Quand il retrouve la liberté, il s’embarque pour un voyage dans le champ de mines qu’est devenu son pays, qu’il ne reconnaît plus. Un voyage, à la recherche de son fils, dans les histoires de ses amis et leurs secrets. Il va y découvrir l’existence de trois fragiles grenades de verre, qui le guideront dans sa quête, écouter chanter deux sœurs énigmatiques et fortes, apprendre l’histoire cruelle de la “guerre des charrettes” du bazar et de leur jeune Maréchal. Comprendre jusqu’où peut aller la trahison des puissants et l’insoutenable douleur de la guerre. Un voyage qui l’amène à faire ce que des milliers d’autres ont fait avant lui : traverser la Méditerranée, pour aller en Europe.

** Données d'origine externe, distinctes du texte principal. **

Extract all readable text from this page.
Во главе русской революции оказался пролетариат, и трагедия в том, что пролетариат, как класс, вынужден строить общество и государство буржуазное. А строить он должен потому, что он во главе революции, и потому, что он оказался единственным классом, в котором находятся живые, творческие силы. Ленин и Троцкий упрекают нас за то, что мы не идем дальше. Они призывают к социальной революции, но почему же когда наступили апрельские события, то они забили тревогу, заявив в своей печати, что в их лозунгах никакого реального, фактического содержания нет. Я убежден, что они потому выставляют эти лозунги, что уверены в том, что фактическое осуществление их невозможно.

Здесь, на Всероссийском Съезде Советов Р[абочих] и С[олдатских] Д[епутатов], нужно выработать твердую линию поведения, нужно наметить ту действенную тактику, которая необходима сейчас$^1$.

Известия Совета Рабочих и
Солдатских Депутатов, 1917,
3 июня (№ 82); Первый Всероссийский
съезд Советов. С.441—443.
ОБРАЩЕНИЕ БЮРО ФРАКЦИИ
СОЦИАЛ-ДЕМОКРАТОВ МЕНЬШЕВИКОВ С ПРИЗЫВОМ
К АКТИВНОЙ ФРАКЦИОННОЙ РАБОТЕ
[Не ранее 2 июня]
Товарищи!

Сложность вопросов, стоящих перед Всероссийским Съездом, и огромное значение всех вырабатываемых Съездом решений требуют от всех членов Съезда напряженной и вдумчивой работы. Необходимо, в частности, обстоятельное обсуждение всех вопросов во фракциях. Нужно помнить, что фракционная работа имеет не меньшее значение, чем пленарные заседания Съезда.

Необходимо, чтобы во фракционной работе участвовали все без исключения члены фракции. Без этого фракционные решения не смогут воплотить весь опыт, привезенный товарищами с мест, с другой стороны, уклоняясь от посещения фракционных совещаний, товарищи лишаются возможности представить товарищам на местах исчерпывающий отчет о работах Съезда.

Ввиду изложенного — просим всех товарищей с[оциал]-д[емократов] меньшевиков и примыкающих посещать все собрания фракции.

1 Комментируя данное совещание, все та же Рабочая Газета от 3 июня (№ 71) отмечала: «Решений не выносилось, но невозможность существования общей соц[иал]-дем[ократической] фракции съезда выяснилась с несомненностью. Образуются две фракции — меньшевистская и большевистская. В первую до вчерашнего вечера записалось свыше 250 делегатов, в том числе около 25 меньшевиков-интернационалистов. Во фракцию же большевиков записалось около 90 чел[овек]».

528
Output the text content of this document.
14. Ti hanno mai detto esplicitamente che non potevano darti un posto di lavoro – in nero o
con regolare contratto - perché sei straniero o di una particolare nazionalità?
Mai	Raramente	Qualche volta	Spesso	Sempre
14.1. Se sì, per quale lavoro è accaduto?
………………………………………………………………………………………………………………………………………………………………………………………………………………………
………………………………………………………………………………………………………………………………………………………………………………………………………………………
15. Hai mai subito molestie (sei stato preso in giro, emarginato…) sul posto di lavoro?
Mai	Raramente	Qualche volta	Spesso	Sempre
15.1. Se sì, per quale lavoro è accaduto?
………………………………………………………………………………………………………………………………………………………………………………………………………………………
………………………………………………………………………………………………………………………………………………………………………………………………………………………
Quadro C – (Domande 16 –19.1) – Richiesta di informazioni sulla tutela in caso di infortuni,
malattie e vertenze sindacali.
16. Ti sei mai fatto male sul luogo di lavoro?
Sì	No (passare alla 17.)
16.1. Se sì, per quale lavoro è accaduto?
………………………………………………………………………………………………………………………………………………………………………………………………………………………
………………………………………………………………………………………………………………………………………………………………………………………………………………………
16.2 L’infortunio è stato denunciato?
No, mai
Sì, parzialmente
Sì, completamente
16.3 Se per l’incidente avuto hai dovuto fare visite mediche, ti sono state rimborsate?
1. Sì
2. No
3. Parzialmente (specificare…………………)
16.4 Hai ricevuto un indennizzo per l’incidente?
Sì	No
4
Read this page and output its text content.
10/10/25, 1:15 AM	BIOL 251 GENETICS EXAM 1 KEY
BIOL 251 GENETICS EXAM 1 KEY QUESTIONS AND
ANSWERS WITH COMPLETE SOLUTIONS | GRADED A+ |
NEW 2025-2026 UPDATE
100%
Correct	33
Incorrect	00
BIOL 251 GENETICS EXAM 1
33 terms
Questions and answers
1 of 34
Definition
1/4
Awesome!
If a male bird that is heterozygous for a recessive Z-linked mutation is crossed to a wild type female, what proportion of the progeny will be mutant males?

Dans ce texte magnifiquement poétique, Mouzaffar apprend à écouter le désert, le vent et le sable qui sont ses seuls interlocuteurs pendant sa captivité. Mais le retour à la réalité se fait aussi par un récit plein de maisons enchantées, de personnages fantastiques et touchants, qui emportent le lecteur dans un autre Orient. Toutefois entièrement impliqué dans l’époque moderne.
Une citation:
– Cette nuit-là je compris les malheurs que la disparition et l’impréparation d’un homme pouvaient causer. Je compris combien était grande, étrange et importante la place de l’homme sur cette terre. L’homme qui, une fois qu’il est né, laisse pour toujours des traces claires dans la vie des autres. La vie n’est rien d’autre qu’une chaîne éternelle, continue, ininterrompue. Nous sommes ici perdus au beau milieu de cette mer immense et n’arriverons nulle part. Mais maintenant notre vie, notre mort, notre présence, notre disparition agissent sur toutes les créatures de cette terre d’une façon inédite et inouïe. […] L’homme qui, une fois né, intègre alors une grande chaîne devient le maillon d’une chaîne infinie. Chaque fois qu’un chaînon est rompu, plusieurs autres séries de pièces de cette chaîne tombent. Chaque fois qu’une série de pièces tombe, l’aspect et la place de tous les autres maillons au sein de la chaîne changent. La disparition et la mort d’un homme recomposent d’une manière différente la forme de toute vie sur terre … La disparition d’un homme peut ruiner la mesure de l’ensemble des vies.[…] L’homme est une étoile que nous ne devons pas laisser tomber parce qu’elle ne tombe pas seule.